The impact of the round was larger than just the score sheet. For Andrew, the Round 8 win essentially clinched the tournament. For Michael, it was the proof point that his podium finish wasn’t a fluke. And for Kelly, it was the kind of tough draw that turns a Tuesday night into a story retold over beers at the bar.

Washington’s Bigger Picture

While Tik Tok’s weekly matchplay was its own intimate battleground, it’s worth zooming out. Washington state boasts one of the strongest competitive pinball scenes in the country, and the current IFPA Top 10 is stacked with talent:

Rank Player Name City WPPR Points
1 Germain Mariolle Redmond 939.73
2 Jarrett Gaddy Seattle 756.5
3 Conrad Rustad Bremerton 714.79
4 Joshua Francis Edmonds 694.47
5 Richie Terry Seattle 598.13
6 David Johnston US Seattle 566.36
7 Jaran Jones Seattle 553.27
8 Leslie Ruckman Seattle 534.37
9 Ryan Slanicka Tacoma 511.88
10 Dave Stewart Carnation 489.81

With Conrad Rustad holding the #3 spot statewide, Bremerton already has representation in the elite ranks. Players like Andrew McCann and Richard Godwin may not yet be in this statewide top tier, but tournaments like Tik Tok’s weekly series show the depth of competition brewing locally. The gap between Tuesday-night basement battles and the top of Washington’s standings isn’t as wide as it looks — and that’s what makes these weeklies matter.

How It Ended

When the final balls drained, the storylines converged:

  • Champion: Andrew McCann — cool, consistent, ruthless when it mattered.
  • Runner-up: Richard Godwin — the organizer kept pace, but couldn’t topple his long-time rival.
  • Third: Michael Lawrence — the breakout star of the night, podium finish in just his tenth event.
  • Fourth: Colleen Godwin — steady, with her Monster Bash win as the highlight.
  • Fifth: Kate Janeway — her wins on Fireball and D&D made her the night’s spoiler.
  • Sixth: Kelly Frost WA — unlucky with groupings, but tenacious throughout.

The Spark of Pinball

For an event with only six players, Tik Tok’s Matchplay 9/23 felt bigger than its bracket.
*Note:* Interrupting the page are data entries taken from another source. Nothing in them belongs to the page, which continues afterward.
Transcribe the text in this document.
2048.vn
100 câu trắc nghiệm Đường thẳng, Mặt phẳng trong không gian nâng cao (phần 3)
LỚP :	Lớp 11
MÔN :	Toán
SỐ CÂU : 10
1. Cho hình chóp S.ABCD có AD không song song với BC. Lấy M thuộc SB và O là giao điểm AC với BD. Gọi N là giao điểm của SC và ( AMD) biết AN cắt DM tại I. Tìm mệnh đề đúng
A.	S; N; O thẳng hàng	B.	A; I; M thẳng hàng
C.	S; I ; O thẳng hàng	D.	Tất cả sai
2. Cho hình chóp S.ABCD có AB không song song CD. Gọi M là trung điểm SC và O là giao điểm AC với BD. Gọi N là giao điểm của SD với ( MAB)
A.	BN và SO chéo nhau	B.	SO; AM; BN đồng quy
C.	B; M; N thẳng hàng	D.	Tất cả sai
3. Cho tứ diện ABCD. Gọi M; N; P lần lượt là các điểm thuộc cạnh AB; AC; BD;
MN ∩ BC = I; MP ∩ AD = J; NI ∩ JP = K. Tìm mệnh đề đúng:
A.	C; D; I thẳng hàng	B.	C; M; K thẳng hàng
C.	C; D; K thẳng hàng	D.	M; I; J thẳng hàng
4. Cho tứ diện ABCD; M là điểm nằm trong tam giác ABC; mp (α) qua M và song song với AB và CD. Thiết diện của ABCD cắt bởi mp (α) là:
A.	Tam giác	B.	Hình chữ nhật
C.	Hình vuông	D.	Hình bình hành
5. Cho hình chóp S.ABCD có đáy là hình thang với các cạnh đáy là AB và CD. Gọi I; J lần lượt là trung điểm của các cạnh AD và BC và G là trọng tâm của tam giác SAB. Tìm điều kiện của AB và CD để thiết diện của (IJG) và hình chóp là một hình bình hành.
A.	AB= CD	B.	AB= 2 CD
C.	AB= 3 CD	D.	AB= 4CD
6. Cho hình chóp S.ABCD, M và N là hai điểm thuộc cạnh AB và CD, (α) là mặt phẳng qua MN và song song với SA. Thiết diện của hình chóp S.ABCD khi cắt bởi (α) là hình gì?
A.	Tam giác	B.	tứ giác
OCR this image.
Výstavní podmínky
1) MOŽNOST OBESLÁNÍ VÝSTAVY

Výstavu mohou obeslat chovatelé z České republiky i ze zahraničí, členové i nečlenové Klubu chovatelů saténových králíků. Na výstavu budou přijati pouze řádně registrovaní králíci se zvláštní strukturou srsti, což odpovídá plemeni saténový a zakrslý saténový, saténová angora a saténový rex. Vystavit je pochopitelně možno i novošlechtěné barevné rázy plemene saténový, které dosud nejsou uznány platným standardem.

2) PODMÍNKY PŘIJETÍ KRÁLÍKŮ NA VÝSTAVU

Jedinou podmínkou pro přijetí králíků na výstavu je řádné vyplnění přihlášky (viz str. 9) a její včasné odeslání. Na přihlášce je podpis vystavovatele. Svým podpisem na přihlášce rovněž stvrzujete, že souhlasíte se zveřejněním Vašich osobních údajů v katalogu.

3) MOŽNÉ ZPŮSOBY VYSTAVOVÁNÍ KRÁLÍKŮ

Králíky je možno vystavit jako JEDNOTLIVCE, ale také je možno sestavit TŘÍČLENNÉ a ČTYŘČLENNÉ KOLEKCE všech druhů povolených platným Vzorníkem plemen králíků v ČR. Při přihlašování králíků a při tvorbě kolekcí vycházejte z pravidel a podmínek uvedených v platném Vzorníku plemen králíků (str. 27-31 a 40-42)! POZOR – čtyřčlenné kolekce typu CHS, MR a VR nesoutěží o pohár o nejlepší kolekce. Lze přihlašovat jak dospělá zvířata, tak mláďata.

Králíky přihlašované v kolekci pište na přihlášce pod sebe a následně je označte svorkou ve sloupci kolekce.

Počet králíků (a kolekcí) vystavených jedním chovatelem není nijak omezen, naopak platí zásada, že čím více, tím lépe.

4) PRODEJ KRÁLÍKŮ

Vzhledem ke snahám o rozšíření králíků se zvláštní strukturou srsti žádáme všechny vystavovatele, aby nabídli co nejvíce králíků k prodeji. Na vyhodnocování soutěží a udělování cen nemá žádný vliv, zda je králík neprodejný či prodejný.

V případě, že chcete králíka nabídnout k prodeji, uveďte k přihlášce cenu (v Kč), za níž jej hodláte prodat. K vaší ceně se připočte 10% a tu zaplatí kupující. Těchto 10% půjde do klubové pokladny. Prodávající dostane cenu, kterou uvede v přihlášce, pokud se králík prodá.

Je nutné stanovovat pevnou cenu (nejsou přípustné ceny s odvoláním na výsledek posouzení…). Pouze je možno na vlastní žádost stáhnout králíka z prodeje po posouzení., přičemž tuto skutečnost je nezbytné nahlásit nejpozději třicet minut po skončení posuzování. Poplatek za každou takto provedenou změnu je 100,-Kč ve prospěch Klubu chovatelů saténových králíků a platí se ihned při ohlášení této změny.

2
The machines spanned five decades of pinball history. The players carried years of rivalries, friendships, and — in the Godwins’ case — marriage into the mix. And in the end, Bremerton’s Tuesday night scene delivered what it always does: skill, drama, and a sense of community that makes every drain and jackpot feel personal.

At Tik Tok’s Workshop, you don’t need 50 players to have a story worth telling. You just need a few locals, a half-dozen machines, and the spark that comes when pinball becomes personal.

Content created with AI using IFPA and MatchPlay data.